L'Opéra de Paris propose ces jours-ci un programme de danse contemporaine, mêlant reprises et création, qui s'amuse à déconstruire les codes du ballet classique.
La première pièce, Répliques, est une courte œuvre de Nicolas Paul (20 minutes), danseur du ballet de l'opéra, et date de 2009. Sur des musiques de chambre de Ligeti (pièces pour deux pianos, Musica Ricercata, trio pour cor, violon et piano), celui-ci aligne quatre danseuses et quatre danseurs et s'amuse des combinaisons possibles, en couple, à quatre, ou tous ensemble. Les danseurs sont vêtus de tenues pastels (rose ou jaune) et se détachent de l'obscurité à travers un jeu de lumière minimal. Je retiens surtout le dernier mouvement, où les danseurs vont par couple, et moulinent des bras ou s'entrelacent sur les rythmes obsessionnels de la mécanique ligetienne.
La pièce suivante est plus consistante, par sa longueur (40 minutes) comme par son propos qui semble plus construit. Œuvre inédite de Pierre Rigal, Salut semble commencer par la fin... et par les saluts des danseurs au public. Alors que des applaudissements enregistrés résonnent des hauts parleurs, et que les spectateurs hésitent à s'y joindre, les huit danseuses et huit danseurs, dans d'élégants costumes noir et blanc revisitant les tenues classiques (tutus et collants pour les femmes, vestes et pantalons pour les hommes), s'approchent du devant de la scène et s'inclinent face au public. La mécanique semble peu à peu s'enrayer, et de danseurs ils se transforment en automates aux rythmes saccadés, levant les bras et les jambes de manière désynchronisée. La pièce accroche immédiatement l'attention par ce propos original, ainsi que par son aspect visuel très séduisant (danseurs en noir et blanc, costumes rétro-futuristes, grand soleil jaune en fond de salle et parterre vert-jaune lumineux). Les danseuses perdent progressivement leurs tutus, les danseurs leurs vestes et pantalons. Tout le monde se retrouve en justaucorps et collants, dans des couleurs plus bariolées, comme s'ils avaient effectué une mue, les amenant du costume de la représentation à la tenue de la vie quotidienne. Les gestes mécaniques gagnent eux aussi progressivement en fluidité et en souplesse, et la chorégraphie s'achève sur une ronde frénétique où tout le monde court et saute sur des rythmes électro (signés Joan Cambon) et des lumières stroboscopiques. Convaincant.

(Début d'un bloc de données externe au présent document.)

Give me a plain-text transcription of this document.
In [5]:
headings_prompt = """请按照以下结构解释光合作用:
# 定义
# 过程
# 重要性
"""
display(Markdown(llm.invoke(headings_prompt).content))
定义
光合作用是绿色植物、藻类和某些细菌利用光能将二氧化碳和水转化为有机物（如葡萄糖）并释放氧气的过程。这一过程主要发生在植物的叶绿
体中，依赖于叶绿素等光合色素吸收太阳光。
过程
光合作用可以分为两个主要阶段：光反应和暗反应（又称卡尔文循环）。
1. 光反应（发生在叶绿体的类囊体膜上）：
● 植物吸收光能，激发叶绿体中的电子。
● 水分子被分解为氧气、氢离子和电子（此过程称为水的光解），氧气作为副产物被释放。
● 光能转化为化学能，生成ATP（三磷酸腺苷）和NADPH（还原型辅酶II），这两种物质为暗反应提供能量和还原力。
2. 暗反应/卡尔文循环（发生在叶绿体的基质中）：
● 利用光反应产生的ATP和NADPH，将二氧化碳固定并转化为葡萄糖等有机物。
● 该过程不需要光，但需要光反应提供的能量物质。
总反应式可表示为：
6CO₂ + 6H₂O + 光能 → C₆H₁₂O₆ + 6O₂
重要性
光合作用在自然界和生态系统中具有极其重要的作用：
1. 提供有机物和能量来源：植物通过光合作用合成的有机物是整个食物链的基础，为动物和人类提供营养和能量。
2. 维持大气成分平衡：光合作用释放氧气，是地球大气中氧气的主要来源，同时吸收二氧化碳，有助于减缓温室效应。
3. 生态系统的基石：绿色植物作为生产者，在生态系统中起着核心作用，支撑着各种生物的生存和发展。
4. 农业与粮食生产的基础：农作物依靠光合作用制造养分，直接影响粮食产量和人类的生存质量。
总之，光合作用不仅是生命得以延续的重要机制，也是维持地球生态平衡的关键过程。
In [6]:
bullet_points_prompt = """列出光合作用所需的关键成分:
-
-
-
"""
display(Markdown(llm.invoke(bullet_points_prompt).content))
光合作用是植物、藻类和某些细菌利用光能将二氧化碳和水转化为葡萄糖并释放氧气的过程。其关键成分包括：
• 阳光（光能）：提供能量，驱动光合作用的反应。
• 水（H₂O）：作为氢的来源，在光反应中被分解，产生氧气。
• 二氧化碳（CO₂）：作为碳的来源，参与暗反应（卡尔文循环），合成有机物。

Après l'entracte, Benjamin Millepied, nouveau directeur de la danse de l'Opéra, a glissé un pas de deux intitulé Together Alone (10 minutes). Si lors de la première partie, la musique était enregistrée, elle est désormais interprétée sur scène par la pianiste Elena Bonnay. Il s'agit en l’occurrence d'une étude pour piano de Philip Glass sur laquelle Aurélie Dupont et Marc Moreau se frôlent, s'enlacent, se portent, et tournoient dans un langage assez classique, mais néanmoins convaincant.
La soirée s'achève avec l'autre moment phare, qui prend là aussi le temps de déployer ses idées sur une durée conséquente (40 minutes). Créée en 2002, AndréAuria, œuvre du chorégraphe canadien Edouard Lock, se distingue elle aussi par un fort effet visuel immédiat. En fond de scène, deux pianos se font face (Denis Chouillet et Nicolas Mallarte). Entre les deux, un espace est laissé pour permettre aux six danseuses et cinq danseurs d'entrer en scène. Alice Renavand, étoile depuis moins de deux ans, est la première à s'avancer. Elle se hisse sur les pointes et effectue des mouvements saccadés du bassin en trépignant sur place, comme sous l'effet d'une électrocution. Toute de noir vêtue (comme le reste des danseurs), elle fascine instantanément par l’énergie dégagée. Sa présence scénique fera d'ailleurs merveille tout au long de la pièce. La chorégraphie d'Edouard Lock déploie son caractère épileptique sur la durée, mettant à rude épreuve les corps des danseurs. La musique est signée David Lang et alterne des passages fortement marqués par l’esthétique répétitive du minimalisme américain et des respirations plus mélodieuses en mode mineur qui insufflent une parfum de mélancolie dans cet univers un brin oppressant. A l'instar de la pièce de Pierre Rigal, il s'agit ici de pousser à leur limite - jusqu'au point de rupture - les codes de la danse classique. A coup de dérèglement des gestes chez Rigal, de souffrance physique chez Lock. Dans les deux cas, l'effet procuré sur le spectateur est en tout cas puissant.